Masalah yang sama misalnya harga BBM, tetap selalu disikapi sama oleh pemerintah dan oleh rakyat. Pemerintah selalu ber-argumen tidak punya jalan lain kecuali menaikkan BBM, sedangkan rakyat menjerit karena setiap kali kenaikan BBM selalu diikuti oleh lonjakan beban biaya hidup. Bila tidak ada perbaikan dalam hal ini, maka sampai kapanpun akan terus begini, pemerintah tidak memiliki solusi (selain dengan menaikkan harga !) dan rakyat yang harus menanggung beban akibatnya.
Pertanyaannya apakah benar tidak ada solusi itu ?, bukankah Allah selalu menjanjikan jalan keluar bagi orang yang tertakwa (QS 65:2). Apakah kita belum termasuk kelompok orang-orang yang yang dijanjikan jalan keluar tersebut ?. Bisa jadi ini juga masalahnya. Ada prasyarat untuk mencapai derajat takwa ini yaitu Iman, itulah sebabnya penyebutan takwa tidak mendahului penyebutan Iman. “Barang siapa beriman dan bertakwa…”, bukannya “barang siapa bertakwa dan beriman”. Yang diwajibkan berpuasa untuk menjadi orang bertakwa-pun hanya orang-orang yang beriman (QS 2 :183), yang tidak atau belum beriman tidak diwajibkan berpuasa !.

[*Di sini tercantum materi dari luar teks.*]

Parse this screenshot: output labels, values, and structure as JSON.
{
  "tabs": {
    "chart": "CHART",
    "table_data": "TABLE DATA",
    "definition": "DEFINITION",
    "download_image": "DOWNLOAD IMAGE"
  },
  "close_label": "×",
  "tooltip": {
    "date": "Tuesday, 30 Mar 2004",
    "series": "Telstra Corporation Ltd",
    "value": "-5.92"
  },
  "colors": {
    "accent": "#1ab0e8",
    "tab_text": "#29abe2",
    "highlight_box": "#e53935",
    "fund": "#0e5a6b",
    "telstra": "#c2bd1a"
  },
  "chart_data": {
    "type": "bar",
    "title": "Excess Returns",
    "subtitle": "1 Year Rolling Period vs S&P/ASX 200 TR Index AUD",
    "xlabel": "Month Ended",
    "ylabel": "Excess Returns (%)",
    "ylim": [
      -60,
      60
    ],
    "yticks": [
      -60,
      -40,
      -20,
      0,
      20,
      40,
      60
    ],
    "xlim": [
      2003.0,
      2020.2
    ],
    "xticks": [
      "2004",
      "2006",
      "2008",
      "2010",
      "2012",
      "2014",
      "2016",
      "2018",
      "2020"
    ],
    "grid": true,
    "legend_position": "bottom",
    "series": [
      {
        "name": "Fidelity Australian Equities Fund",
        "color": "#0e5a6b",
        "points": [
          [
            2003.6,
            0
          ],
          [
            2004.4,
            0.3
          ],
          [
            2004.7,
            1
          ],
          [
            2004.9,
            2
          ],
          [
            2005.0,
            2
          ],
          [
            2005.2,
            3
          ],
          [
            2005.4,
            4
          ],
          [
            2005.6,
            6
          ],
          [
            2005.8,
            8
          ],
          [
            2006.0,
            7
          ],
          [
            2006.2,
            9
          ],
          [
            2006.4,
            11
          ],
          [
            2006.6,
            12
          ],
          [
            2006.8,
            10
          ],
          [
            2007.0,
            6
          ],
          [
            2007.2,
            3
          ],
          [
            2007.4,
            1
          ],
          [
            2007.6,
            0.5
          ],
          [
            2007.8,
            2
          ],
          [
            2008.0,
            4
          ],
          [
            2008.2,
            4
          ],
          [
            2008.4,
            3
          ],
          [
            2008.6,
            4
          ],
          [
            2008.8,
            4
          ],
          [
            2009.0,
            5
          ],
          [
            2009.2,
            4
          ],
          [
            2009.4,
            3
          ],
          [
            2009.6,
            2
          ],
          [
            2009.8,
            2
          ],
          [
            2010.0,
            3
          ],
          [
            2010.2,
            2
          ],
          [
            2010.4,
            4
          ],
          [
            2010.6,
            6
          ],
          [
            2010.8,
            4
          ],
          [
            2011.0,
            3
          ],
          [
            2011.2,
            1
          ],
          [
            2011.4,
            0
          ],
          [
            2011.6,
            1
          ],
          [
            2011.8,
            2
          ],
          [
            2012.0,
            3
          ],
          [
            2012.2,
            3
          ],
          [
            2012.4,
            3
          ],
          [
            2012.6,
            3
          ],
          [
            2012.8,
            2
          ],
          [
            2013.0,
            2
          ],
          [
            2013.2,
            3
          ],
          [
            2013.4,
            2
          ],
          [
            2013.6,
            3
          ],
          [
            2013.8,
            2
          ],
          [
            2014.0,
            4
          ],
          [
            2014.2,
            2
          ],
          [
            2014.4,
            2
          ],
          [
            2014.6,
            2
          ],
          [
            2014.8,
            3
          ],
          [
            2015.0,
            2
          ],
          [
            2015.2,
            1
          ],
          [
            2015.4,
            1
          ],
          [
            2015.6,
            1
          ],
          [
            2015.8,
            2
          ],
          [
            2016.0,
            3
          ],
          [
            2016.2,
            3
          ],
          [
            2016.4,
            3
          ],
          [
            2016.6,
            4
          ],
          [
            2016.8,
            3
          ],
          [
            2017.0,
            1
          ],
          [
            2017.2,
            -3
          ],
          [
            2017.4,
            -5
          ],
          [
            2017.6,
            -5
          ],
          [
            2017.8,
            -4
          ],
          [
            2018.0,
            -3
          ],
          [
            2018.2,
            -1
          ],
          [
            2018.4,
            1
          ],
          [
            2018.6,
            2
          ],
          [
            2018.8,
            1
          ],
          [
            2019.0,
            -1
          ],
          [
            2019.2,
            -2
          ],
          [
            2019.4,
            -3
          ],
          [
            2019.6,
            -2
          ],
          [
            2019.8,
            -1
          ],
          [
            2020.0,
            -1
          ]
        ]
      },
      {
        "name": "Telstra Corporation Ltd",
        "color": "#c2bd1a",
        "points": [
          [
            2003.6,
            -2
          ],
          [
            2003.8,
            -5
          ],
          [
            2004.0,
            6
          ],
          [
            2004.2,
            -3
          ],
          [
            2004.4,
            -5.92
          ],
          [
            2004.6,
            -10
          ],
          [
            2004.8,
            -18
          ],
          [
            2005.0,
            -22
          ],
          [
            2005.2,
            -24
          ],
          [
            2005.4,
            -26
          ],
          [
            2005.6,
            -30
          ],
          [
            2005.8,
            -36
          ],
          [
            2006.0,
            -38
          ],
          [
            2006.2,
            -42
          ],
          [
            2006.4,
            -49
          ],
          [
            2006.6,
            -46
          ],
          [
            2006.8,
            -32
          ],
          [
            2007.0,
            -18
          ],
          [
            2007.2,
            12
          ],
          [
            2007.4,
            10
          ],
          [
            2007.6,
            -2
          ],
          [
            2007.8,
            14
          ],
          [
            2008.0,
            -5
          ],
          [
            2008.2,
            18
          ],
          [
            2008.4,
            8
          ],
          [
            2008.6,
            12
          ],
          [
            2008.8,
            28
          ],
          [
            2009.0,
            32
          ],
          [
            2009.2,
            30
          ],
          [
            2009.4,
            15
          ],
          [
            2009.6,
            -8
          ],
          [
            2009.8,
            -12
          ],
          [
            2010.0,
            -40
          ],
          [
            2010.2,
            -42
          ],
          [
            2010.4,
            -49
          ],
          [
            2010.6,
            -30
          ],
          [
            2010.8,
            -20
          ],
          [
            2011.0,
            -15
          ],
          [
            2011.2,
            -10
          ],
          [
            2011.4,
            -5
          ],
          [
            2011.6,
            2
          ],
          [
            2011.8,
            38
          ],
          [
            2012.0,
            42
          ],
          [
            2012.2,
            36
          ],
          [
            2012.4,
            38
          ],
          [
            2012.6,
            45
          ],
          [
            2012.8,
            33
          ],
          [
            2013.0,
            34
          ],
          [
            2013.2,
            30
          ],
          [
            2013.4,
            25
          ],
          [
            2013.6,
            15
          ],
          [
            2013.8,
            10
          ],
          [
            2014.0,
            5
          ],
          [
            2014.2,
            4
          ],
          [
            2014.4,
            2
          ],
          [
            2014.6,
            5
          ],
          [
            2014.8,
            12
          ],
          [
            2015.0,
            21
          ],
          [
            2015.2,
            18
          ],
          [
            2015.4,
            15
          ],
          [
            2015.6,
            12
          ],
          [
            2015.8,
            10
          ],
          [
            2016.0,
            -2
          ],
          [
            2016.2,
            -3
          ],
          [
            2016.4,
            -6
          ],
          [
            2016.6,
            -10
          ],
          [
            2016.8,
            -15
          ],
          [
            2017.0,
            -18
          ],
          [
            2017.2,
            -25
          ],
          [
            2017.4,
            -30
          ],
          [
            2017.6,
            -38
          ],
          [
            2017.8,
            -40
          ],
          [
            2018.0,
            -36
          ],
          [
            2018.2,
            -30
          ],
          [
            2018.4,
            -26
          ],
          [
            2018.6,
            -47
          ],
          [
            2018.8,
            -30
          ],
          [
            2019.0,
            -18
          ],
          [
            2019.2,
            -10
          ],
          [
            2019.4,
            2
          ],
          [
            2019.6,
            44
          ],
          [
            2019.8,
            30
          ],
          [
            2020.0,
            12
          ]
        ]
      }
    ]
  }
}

Jadi sebenarnya orang tidak bisa hidup secara sekuler, melupakan iman ketika lagi beraktifitas ekonomi, politik, sosial, budaya dlsb. seolah iman hanya ada di masjid-masjid dan mushola-mushola. Bila kita melupakan iman, kita tidak akan pernah sampai ke derajat takwa karena prasyaratnya tidak terpenuhi. Bila kita tidak sampai derajat takwa, maka tidak berlaku janjiNya di QS 65:2 bahwa pasti ada jalan keluar bagi seluruh permasyalahan hidup kita !.
Agar kehidupan kita selalu lebih baik, kita harus terus belajar memperbaikinya. Belajar juga harus dengan kurikulum yang benar agar sesuai dengan tujuannya, kurikulum inilah yang saya sebut sebagai Kurikulum Kehidupan. Bila kita ingin perbaiki ekonomi, maka tentu kita harus kuasai itu seluk beluk eknomi yang baik. Bila kita ingin perbaiki politik, maka kita juga harus membangun budaya politik yang baik, dlsb.
Tetapi itu semua tidak cukup bila Iman kita tidak bertambah baik dari waktu kewaktu. Maka di antara kurikula kehidupan itu, ada kurikulum wajibnya yaitu kurikulum Iman. Agar kemudian insyaallah kita bisa mencapai derajat takwa, agar kita diberi jalan keluar dari setiap permasalah kehidupan dan agar ketika kita menghadapNya, kita dalam kondisi beramal terbaik kita.
Lantas dimana kita bisa menempuh pembelajaran berkelanjutan dengan kurikulum Iman ini ?. Anda bisa belajar dari para ustadz atau guru ngaji yang mumpuni di sekitar Anda, bila kesulitan memperolehnya – insyaallah dalam waktu satu dua bulan kedepan kita akan me-launch pembelanjaran keimanan bagi masyarkat luas yang kami sebut Quantum Iman. Program ini nantinya bisa dijalankan secara massal di kantor-kantor, instansi-instansi, di tempat-tempat kursus, di sekolah-sekolah, di perguruan tinggi…., dimana saja pembelajaran Iman itu di perlukan. InsyaAllah.